I just installed the latest beta of Ati Tools, and made some profiles.

Just as before in Afterburner I made 1 profile for 3D mode, that is overclocked. In my case I find 925/1025 stable under all circumstances with my Gigabyte 5850OC (non ref card, without the original Voltage chip)

Then I made a 2D profile at 500/500 and selected from the -new to me- voltage drop down box: 0,9 V. No tables or more options, only 1,08 and 0,9.

I never saw this option before, not in CCC, not in AMD Clock, not in Afterburner.

It's not a big difference with the 3D mode voltage of 1,08.... I'd like to ask what the good ole 2D voltage of Reference boards is...

AMD clock detects the difference in voltages when I switch profiles back and forth.

EDIT: I should have said ATI TRAY TOOLS, thank you erocker!!!

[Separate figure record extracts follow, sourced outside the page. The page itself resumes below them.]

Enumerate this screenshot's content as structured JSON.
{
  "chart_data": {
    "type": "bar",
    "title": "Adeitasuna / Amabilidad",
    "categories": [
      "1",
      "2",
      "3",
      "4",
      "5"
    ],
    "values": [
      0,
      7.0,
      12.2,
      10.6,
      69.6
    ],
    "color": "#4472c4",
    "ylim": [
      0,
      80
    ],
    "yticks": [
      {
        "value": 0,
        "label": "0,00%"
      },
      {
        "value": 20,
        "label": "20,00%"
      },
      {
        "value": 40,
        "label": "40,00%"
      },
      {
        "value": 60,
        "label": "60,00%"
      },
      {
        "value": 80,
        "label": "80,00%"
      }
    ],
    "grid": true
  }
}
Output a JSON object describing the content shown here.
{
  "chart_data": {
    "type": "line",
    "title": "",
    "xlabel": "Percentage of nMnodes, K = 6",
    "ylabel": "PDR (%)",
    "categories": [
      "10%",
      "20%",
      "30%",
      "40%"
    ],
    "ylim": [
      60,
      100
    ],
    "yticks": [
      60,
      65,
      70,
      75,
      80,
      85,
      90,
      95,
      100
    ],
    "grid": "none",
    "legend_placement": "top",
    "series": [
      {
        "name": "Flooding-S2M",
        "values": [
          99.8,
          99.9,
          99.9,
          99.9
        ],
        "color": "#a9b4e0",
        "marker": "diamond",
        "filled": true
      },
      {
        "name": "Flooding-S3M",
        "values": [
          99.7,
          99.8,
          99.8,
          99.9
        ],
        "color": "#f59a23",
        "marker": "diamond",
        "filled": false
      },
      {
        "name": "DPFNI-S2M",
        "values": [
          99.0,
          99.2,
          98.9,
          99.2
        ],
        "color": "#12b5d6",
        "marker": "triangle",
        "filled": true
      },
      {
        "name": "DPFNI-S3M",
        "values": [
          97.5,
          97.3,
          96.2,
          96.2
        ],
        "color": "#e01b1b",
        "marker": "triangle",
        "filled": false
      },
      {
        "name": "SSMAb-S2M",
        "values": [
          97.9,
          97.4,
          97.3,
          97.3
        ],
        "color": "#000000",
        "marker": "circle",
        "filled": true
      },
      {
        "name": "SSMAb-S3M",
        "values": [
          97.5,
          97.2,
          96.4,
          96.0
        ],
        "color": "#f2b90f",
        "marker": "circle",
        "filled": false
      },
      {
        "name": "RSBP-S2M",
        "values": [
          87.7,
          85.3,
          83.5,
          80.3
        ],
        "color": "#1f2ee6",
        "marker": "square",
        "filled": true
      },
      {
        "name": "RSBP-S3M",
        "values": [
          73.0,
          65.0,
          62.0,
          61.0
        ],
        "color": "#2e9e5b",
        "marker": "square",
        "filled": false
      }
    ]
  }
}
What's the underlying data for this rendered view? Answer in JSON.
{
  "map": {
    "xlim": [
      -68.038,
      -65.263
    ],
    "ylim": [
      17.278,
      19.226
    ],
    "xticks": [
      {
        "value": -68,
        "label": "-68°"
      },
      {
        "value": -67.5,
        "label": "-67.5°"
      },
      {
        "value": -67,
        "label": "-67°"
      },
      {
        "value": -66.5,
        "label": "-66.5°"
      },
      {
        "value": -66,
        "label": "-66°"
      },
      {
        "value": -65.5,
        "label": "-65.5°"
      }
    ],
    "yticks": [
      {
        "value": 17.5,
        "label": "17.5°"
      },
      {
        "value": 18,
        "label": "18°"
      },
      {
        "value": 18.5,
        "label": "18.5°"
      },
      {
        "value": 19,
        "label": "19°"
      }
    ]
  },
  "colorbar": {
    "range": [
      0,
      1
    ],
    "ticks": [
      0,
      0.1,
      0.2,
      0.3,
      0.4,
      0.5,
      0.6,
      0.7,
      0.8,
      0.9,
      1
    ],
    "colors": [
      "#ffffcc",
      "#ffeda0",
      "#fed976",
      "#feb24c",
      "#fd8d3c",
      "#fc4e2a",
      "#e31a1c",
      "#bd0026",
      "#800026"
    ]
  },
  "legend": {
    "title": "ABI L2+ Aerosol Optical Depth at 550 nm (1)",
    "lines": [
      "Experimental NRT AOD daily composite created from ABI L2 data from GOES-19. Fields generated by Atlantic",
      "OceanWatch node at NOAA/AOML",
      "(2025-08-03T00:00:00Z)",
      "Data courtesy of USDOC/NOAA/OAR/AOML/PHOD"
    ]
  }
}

Somebody more expert than me may be able to explain this situation. Maybe it's a fake undervoltage? Does it make sense? (If not I'd return to Afterburner which feels easier, but AtiTools has many amazing features...)


----------



## erocker (Apr 3, 2010)

What version of ATi tools? Link where you got it? I wouldn't trust it if it didn't come from this site.


----------



## erocker (Apr 3, 2010)

Now that I think about it, you have ATiTool and ATi Tray Tools mixed up. Go here for ATi Tray tools: http://forums.guru3d.com/forumdisplay.php?f=53


----------



## erixx (Apr 3, 2010)

Original post edited!


----------